Denis Zorgniotti m'a interviewvé pour l'émission de radio Magicbox.
Interview retranscrite ici.
-
- 03.11.02
-
- Le
temps était humide et lourde l'atmosphère
- La
ville de Pont-à-Mousson n'avait jamais si bien porté son nom
- Elle
me dit : "Ils ont une forme de vulve les canapés de chez Drucker ?"
- C'était
Dimanche, provisoirement.
-
- Je
passais dans son dos pour dégrafer sa fermeture-éclair.
-
- 05.11.02
-
- Musique.
Empêché, je ne sais pas dans quelle direction aller. Je bute contre l'indolence
et l'incapacité.
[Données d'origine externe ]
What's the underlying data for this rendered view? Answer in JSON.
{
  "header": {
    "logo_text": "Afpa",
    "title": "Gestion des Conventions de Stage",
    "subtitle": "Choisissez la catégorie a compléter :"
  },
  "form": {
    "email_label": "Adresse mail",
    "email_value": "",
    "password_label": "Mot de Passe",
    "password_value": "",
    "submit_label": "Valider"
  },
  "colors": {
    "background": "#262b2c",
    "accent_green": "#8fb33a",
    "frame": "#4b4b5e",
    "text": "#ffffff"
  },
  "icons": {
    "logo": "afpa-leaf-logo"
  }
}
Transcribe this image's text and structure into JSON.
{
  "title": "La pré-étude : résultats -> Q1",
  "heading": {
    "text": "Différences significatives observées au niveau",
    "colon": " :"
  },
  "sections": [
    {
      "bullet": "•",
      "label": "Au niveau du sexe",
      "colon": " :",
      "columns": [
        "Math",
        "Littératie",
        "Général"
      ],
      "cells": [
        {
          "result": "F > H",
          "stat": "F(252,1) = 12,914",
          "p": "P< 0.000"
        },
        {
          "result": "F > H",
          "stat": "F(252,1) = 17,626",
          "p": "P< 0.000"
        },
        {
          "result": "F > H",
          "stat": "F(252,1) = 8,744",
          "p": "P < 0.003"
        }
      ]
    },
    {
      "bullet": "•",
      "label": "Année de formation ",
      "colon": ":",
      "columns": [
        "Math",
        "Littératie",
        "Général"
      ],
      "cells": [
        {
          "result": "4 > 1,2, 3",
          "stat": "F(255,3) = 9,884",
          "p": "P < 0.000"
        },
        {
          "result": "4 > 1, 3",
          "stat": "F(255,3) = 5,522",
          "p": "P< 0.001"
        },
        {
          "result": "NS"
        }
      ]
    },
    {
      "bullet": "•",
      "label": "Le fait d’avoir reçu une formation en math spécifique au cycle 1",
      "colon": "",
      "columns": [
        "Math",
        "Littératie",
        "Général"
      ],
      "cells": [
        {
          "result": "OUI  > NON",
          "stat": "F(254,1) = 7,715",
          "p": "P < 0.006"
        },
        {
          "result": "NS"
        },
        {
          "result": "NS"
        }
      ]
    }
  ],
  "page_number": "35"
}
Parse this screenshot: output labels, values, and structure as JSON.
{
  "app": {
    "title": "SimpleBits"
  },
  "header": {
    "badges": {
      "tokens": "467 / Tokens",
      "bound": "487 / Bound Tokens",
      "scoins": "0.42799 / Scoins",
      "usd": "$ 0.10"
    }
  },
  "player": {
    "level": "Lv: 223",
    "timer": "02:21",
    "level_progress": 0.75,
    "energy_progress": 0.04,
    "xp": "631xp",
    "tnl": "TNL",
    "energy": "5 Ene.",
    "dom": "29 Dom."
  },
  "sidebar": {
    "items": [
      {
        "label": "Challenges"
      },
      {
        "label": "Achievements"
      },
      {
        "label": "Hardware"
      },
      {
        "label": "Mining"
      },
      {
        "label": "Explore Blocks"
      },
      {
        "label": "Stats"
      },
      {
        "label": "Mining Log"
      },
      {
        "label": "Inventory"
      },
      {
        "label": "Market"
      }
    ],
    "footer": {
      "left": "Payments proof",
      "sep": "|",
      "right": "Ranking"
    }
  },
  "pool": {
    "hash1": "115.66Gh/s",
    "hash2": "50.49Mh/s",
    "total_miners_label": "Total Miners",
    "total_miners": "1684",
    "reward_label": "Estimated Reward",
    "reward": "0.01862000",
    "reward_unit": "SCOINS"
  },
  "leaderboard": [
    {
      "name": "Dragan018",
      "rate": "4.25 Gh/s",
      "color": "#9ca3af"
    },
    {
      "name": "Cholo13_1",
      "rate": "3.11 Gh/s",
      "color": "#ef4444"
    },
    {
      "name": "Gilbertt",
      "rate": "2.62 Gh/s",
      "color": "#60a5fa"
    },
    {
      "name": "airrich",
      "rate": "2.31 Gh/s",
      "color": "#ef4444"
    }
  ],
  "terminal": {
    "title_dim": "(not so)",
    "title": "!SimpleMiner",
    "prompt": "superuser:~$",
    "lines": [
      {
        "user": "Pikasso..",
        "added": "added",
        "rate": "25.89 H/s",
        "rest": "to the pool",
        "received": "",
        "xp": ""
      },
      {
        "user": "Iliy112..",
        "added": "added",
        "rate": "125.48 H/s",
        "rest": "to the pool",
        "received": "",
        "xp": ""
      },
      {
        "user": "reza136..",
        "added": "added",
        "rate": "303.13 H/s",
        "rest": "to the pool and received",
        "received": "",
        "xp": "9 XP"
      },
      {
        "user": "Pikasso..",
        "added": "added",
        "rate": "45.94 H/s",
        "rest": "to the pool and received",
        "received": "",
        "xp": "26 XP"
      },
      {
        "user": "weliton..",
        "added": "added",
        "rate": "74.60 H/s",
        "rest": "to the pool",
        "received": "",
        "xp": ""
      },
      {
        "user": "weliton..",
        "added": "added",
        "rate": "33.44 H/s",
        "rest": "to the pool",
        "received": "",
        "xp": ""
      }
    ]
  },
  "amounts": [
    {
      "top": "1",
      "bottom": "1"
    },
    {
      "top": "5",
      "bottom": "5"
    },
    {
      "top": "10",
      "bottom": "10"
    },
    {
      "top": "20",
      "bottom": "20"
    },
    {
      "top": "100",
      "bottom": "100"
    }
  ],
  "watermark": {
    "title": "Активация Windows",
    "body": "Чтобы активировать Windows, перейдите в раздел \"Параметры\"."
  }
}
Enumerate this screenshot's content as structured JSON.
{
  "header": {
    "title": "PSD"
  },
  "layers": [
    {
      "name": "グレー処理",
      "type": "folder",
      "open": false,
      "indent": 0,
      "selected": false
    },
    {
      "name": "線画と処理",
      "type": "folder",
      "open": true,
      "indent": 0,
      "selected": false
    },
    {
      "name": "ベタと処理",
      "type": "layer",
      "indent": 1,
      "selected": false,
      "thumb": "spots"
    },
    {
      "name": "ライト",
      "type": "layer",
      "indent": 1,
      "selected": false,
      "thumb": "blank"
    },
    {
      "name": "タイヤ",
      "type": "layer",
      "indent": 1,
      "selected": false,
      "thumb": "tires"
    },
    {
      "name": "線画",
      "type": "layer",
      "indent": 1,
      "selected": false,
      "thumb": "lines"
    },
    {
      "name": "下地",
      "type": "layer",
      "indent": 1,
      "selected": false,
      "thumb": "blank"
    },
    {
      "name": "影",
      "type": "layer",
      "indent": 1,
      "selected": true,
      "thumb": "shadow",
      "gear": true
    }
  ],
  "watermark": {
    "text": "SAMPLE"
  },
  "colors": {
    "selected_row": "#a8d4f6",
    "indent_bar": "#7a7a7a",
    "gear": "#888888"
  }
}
Je me retrouve seul ou quasiment pour faire avancer l'histoire
; j'essaie de trouver des concerts par moi-même parce que personne d'autre ne
s'en occupe mais je me sens bien gauche pour cela, pourtant je sais, maintenant,
que j'ai eu tort de penser que la solution viendrait de l'extérieur, d'une aide
extérieure, et puis c'est difficile de travailler comme ça, sans
reconnaissance, sans aide concrète, inspirée, volontaire, ça déplace le
travail, l'épuise par avance, il faut que je trouve une solution parce que j'ai
un disque sur les bras et c'est même pas drôle parce que, pour l'instant, on ne
me donne même pas les moyens d'en faire un succès d'estime ou un suicide
commercial alors il me reste quoi, faire de belles chansons de temps en temps,
si on me préserve du temps pour que ça arrive mais, épuisé ce soir, et sans
direction où aller, je ne sais pas.
-
-
- 23.11.02
-
- A
la soirée d'anniversaire de X il y avait une grande rousse - dans le style des
filles du dessinateur Kiraz - qui a ce qu'on m'a dit est le model photographié
sur la pochette de la nouvelle compil' du Costes, on m'a même montré le disque,
et effectivement il y a dessus une grande fille pâle et élancée, un peu floue
voire complètement, voire même artistiquement floue, avec une chevelure rousse,
si grande qu'on se demande comment les maquettistes ont pu la faire rentrer sur
la pochette de la nouvelle compil du Costes, mais ils font des miracles avec
Photoshop à ce qu'on dit - une grande rousse qui à cette soirée arborait un
tout petit sac à main, à bandoulières et qui lui arrivait juste sous l'aisselle
gauche, un sac vraiment miniature comme un objet détaillé d'une toile de Jan
Van Eyck ou d'un autre primitif flamand, Hugo van der Goes avant qu'il ne perde
la boule pour des raisons peut-être similaires qui sait, bref je me suis
demandé pendant toute la soirée comment cette grande rousse pouvait se promener
avec un aussi petit sac ; ce fut réellement une soirée passionnante.
-
- Il
pleut sur le Pont de Grenelle. Je téléphone à Christophe pour lui demander si à
son opinion le sonotone que porte David Lynch metteur en scène / acteur de Twin
Peaks est une citation de celui que porte François Truffaut metteur en
scène / acteur dans La nuit américaine. Il pleut sur le Pont de
Grenelle. Je remonte la rue Théophile Gautier aux beaux immeubles en pierre et
aux jardins clos scandés par la pluie d'automne, et rentre à la maison déjeuner
d'oeufs à la Nabocoque.
-
- 24.11.02
-
- Je
souris toujours quand je lis des diaristes sur internet - très rarement en
fait, quand une page de site sur le catch américain est un peu longue à charger
- je souris toujours quand je lis des diaristes s'auto-proclamer chantres de
l'introspection. En dehors du fait que de telles revendications psychotiques
n'ont rien à voir avec l'écriture, je ne crois pas qu'internet ou toute autre
forme de publication immédiate et consciente de son immédiateté puisse avoir
une quelconque puissance d'introspection dans le sens ou ceux-ci voudraient
nous le faire gober. Sur Internet, il ne peut y avoir que de l'introspectacle.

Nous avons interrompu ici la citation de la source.